The Accurate Audience Measurement Tools are Here. The Accurate Audience Measurement Tools are Here.

May 2nd, 2008 | by Brad King |
Google Reader Mobile - Mark These Items as ReadImage by Josh Bancroft via Flickr

PaidContent.org is one of the best sites on the Web. Grab their feed.

They have a piece today that discusses a new tool that combines mobile and Web traffic stats. This comes on the heels of their service that tracks PC-TV viewing alongside traditional television viewing.

Once of the fights we always had a Technology Review — outside of aesthetics — was how to properly gauge whether we were successful online. It’s hard to know where — and when — everyone is coming because there are multitudes of operating systems, browsers and all of that to track.

Does my local newspaper have a massive influx of readers from the Palm Treo? I have no idea, although I’d suspect not. Does Technology Review have the same reponse? I suspect Technology Review readers have a variety of RSS and mobile devices at their disposal.

There was no way for us to really know, though, because we didn’t necessarily have the best tools for tracking that information. We couldn’t answer fundamental questions: how much time do we spend building our mobile site? How much do we spend developing business models around RSS? How much time to we devote to the graphical user interface?

In a world with no metrics, the answer was always the same: who knows.

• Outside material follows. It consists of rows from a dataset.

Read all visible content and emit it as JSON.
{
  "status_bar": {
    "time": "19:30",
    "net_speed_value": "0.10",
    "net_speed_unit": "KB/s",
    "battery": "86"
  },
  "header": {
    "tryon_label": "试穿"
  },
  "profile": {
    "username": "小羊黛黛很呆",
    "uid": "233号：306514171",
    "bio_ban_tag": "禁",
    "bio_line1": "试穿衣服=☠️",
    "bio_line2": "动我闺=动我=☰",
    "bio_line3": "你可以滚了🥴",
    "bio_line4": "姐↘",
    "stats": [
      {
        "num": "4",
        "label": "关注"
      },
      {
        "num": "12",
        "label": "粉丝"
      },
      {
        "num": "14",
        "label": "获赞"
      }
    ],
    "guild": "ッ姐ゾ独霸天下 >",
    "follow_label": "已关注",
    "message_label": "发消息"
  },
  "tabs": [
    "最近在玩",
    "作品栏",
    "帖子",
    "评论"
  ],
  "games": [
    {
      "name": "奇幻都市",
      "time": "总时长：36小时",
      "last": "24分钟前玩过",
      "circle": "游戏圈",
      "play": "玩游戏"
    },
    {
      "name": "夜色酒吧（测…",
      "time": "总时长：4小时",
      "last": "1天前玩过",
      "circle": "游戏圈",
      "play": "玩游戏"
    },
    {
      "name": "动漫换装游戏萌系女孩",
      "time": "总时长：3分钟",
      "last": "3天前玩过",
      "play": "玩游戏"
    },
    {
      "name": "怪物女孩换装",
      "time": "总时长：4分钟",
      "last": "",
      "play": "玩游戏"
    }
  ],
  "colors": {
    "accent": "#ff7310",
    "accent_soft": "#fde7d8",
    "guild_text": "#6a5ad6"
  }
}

As these metric tools mature and as Microsoft and others create the “sphere of influence” tools that give context to the advertising dollars spent on a site, we’re going to see some patterns emerge.

It won’t be long, I don’t think, before some large sites derive a sizable number of their page views from feeds and mobile hits.

What would be really cool is to see an RSS service full together the headlines of the day and text them to you, but only if the links opened a Mobile Web-friendly page (and not the whole G/D’d page, which ticks me off and often crashes my phone).

What do you tell your advertising department at that point? I know we sold all these banner ads, but 40 percent of our traffic comes from places where there are no banners.

The metrics, though, give us a fighting chance to see emerging patters and understand where we should spend our development dollars. We follow the crowd. We build where they want to go. We create where they end up.